Sorry guys, they are just not champ swimmers anymore

It’s all going downhill as recent study suggest that sperm quality these days have taken a turn for the worse
  • Study quoted by NYT cites dwindling sperm quality and count in present generation men
  • Quality so bad most cannot even complete the swimming race
  • Culprit could be chemical called endocrine disruptors, found in plastics, cosmetics, couches and pesticides

Mankind as how we know it could be in trouble, folks – if a recent scientific study on sperm is anything to go by.

According to medical experts and researchers quoted by the New York Times in an article on the deteriorating state of sperm quality and count, an increasing proportion of sperm — now about 90 per cent in a typical young man — are misshapen, sometimes with two heads or two tails.

It further quoted specialists as saying that unlike its forefathers and ancestors, human sperm is not your typical athlete any longer.

To put it in perspective, even when they happen to be normally shaped, not many have that mojo to swim to that finish line anymore.

The NYT quoted Shanna Swan, an epidemiologist at the Icahn School of Medicine at Mount Sinai, who notes that researchers have also linked semen problems to shorter life expectancy.
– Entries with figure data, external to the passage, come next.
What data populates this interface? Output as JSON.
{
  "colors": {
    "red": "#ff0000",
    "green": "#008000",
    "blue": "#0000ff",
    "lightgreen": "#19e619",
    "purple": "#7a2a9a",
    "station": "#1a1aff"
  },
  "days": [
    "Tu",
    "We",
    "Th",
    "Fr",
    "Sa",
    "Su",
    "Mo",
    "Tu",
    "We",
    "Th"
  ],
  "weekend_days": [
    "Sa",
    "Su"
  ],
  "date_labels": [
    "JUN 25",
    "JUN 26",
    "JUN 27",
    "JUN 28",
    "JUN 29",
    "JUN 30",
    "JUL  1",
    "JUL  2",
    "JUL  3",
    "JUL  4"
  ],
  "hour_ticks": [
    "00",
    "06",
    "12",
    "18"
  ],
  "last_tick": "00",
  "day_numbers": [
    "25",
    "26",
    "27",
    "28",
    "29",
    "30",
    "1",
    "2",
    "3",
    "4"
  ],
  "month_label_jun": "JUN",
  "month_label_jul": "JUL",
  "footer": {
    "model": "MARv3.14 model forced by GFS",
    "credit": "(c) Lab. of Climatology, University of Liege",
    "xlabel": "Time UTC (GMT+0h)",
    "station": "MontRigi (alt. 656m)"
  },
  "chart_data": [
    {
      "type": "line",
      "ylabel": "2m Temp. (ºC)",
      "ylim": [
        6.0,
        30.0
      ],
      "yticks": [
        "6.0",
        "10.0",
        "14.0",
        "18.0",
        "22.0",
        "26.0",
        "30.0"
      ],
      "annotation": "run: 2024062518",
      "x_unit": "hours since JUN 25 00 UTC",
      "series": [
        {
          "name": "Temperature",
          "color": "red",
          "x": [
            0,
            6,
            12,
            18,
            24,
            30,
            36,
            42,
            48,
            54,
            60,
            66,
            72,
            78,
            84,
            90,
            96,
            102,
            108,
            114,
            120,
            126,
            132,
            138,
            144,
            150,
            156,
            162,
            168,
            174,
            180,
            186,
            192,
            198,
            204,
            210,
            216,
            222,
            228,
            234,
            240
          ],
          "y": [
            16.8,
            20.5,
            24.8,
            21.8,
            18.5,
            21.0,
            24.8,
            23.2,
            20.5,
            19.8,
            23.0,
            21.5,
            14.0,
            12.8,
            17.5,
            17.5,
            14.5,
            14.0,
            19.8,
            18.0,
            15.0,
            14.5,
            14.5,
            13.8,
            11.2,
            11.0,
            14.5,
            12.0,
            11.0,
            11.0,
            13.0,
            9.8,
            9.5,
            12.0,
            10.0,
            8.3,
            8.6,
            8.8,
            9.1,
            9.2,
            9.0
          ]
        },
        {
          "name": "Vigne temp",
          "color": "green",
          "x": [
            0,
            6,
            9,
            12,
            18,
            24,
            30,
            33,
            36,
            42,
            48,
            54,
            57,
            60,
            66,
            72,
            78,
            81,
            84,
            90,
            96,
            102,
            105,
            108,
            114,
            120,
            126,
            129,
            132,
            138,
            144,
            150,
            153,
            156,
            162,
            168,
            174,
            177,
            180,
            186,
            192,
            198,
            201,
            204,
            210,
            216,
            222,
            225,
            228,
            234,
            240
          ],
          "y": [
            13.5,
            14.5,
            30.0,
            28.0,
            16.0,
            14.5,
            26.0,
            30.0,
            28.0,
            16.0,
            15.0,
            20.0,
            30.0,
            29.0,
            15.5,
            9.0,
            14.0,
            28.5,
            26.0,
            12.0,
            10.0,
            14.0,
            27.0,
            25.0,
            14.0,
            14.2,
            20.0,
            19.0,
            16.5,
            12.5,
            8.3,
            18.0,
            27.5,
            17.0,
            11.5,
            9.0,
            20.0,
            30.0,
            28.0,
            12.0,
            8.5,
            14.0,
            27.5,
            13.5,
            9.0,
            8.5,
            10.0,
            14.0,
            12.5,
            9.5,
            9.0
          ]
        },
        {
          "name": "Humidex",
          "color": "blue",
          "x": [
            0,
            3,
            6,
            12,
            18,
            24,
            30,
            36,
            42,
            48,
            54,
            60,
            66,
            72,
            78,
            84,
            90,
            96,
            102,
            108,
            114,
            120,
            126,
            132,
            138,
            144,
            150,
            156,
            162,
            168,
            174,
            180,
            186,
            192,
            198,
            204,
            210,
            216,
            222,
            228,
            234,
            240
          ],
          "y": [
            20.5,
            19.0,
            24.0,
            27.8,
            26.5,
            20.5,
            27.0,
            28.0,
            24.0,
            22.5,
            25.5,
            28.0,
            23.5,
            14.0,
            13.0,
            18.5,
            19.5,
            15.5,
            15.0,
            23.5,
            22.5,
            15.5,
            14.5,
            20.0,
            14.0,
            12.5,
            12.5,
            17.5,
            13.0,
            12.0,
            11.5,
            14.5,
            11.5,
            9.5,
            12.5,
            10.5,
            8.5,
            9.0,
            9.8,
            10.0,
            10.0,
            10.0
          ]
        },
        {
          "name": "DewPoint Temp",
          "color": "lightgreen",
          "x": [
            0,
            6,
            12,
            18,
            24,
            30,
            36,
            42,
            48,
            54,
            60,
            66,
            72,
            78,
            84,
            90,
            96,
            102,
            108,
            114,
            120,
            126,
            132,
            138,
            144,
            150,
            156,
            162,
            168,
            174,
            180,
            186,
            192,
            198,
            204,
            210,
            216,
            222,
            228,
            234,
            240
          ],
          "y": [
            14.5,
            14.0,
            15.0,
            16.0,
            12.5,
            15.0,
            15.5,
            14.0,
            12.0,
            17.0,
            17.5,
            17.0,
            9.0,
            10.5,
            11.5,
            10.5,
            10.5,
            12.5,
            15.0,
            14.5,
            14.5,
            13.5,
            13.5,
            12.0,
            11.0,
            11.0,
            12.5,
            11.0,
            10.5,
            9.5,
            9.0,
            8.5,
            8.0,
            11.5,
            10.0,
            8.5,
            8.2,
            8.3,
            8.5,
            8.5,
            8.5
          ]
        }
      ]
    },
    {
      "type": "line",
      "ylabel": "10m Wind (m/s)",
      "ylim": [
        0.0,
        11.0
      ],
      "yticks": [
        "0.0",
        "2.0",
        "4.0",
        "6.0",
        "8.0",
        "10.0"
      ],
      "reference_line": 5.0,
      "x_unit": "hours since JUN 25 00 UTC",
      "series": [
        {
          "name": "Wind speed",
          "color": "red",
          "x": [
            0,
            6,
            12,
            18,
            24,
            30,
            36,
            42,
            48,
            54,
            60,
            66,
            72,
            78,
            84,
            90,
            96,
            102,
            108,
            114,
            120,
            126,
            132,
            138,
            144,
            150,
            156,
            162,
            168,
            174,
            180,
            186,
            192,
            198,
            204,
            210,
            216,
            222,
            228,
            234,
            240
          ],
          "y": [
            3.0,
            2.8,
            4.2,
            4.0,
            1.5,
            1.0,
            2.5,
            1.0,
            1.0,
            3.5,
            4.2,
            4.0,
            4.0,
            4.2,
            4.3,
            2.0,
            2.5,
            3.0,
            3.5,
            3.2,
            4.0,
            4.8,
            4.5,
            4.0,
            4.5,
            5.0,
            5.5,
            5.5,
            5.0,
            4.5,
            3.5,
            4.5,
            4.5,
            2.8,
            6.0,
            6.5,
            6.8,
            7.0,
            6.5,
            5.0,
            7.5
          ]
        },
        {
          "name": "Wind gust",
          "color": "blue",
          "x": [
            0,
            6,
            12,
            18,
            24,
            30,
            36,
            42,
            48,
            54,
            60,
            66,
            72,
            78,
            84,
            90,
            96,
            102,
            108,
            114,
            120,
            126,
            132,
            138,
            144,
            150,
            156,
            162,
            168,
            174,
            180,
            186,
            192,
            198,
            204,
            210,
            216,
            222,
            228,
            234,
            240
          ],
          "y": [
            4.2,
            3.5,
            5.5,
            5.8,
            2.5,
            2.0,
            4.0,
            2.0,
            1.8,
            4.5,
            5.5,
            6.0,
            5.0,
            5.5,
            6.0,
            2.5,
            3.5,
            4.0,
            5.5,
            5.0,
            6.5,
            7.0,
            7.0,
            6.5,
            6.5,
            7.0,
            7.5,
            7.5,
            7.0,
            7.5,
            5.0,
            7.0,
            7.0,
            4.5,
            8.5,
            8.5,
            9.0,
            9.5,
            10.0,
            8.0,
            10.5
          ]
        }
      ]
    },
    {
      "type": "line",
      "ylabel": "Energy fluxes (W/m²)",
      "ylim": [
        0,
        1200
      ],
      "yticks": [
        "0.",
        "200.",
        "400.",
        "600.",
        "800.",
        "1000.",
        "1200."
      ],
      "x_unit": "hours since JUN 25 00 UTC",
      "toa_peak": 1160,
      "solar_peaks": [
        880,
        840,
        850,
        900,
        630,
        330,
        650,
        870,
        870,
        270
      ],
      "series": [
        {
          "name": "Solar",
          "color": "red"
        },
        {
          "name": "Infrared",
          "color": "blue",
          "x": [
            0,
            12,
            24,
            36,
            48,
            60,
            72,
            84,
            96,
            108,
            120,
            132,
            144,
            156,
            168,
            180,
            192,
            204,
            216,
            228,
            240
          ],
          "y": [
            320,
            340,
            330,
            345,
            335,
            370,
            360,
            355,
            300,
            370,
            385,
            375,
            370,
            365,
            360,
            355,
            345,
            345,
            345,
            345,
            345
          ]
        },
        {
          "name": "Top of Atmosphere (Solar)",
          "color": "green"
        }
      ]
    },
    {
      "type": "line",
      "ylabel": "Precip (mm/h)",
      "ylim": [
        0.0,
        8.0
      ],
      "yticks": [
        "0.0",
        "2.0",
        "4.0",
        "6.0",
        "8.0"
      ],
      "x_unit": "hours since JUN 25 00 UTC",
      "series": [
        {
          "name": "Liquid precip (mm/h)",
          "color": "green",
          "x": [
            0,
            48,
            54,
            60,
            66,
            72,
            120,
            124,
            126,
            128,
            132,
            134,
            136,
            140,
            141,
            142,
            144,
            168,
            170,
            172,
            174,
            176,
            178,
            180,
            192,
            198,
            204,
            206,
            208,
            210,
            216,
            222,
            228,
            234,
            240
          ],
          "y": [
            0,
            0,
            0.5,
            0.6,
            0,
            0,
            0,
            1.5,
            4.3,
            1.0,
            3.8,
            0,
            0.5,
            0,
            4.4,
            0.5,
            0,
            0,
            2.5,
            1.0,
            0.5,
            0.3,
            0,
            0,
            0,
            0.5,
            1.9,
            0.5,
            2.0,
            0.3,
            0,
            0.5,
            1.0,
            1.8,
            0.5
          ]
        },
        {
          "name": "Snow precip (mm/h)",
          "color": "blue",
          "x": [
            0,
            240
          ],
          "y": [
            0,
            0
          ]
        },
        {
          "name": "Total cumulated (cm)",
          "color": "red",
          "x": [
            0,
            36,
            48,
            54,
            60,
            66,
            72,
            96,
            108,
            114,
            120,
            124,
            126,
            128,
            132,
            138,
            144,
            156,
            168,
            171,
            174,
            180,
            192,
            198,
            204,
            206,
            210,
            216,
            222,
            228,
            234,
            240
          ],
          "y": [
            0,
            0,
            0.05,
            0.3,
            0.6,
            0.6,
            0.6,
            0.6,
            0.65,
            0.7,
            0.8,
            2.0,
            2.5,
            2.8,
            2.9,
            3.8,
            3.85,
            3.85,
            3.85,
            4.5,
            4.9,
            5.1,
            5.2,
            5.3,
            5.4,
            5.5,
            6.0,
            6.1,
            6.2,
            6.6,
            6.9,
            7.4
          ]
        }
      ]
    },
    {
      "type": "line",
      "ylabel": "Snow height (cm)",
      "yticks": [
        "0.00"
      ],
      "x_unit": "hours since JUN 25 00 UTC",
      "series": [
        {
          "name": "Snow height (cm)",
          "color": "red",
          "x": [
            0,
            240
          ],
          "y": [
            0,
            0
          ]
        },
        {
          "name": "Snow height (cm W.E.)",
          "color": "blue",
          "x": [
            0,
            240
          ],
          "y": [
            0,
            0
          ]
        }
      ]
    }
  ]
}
And now human and animal studies have now suggested that a crucial culprit for this decrease in semen quality and fertilty is a common class of chemical called endocrine disruptors, found in plastics, cosmetics, couches, pesticides and countless other products.

And there’s more bad news for the male spieces.

The article said related to the problem of declining semen quality is an increase in testicular cancer in many countries; in undescended testicles; and in a congenital malformation of the penis called hypospadias (in which the urethra exits the side or base of the penis instead of the tip).

These problems are often found together and are labeled testicular dysgenesis syndrome, the article stated.

It said a recent study found that of sperm donor applicants in Hunan province in China, 56 per cent qualified in 2001 because their sperm met standards of healthiness. By 2015, only 18 per cent qualified.

So, what should mankind do now to avert a possible human reproduction crisis?

Swan suggested avoiding plastics as much as possible, including food or drinks that have touched plastic or been heated in plastic, eating organic and avoiding receipts from thermal printers, like at petrol stations and automated teller machines.